West Virginia State Board of Education v. Barnette

In West Virginia State Board of Education v. Barnette, 319 U.S. 624, 641-642, 63 S.Ct. 1178, 87 L.Ed. 1628 (1943), decided three years later, the Court recognized that the flag salute was symbolic speech, a form of expression requiring an "affirmation of a belief and an attitude of mind", 319 U.S. at 632-633, 63 S.Ct. at 1083, and that it was therefore subject to the First Amendment. The Court rejected the Gobitis premise that the government could require an individual to express respect toward the flag in the interest of national unity. It adopted precisely the opposite premise.
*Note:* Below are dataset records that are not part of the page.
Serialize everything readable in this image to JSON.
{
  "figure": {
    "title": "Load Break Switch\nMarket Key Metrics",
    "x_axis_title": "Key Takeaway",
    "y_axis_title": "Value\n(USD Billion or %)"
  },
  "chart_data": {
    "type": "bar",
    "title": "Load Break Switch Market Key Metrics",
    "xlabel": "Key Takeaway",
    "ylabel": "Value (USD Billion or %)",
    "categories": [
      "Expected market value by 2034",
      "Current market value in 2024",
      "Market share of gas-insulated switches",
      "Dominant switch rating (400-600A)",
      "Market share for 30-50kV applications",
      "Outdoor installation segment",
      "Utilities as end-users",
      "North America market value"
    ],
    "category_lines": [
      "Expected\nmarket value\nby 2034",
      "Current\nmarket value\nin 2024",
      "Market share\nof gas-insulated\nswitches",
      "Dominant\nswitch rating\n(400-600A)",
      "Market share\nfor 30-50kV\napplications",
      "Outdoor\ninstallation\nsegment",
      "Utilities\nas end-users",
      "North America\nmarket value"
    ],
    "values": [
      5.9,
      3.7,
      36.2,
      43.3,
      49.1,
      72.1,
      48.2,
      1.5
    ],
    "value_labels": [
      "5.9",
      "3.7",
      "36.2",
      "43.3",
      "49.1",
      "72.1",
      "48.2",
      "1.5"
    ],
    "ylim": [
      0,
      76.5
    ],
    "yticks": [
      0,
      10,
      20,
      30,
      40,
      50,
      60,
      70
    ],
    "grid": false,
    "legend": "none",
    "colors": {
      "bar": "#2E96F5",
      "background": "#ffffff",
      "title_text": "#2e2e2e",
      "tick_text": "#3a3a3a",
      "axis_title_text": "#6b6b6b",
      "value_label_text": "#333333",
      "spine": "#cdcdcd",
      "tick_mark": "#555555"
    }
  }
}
The Court held that the First Amendment guaranteed the individual's right "to be intellectually and spiritually diverse or even contrary." Id. at 641, 63 S.Ct. at 1187. The "freedom to differ," the Court said, "is not limited to things that do not matter much"; it includes "the right to differ as to things that touch the heart of the existing order." Id. at 641-642, 63 S.Ct. at 1187. Under the First Amendment, the Court concluded, "no official, high or petty, can prescribe what shall be orthodox in politics, nationalism, religion, or other matters of opinion or force citizens to confess by word or act their faith therein." Id. at 642, 63 S.Ct. at 1187.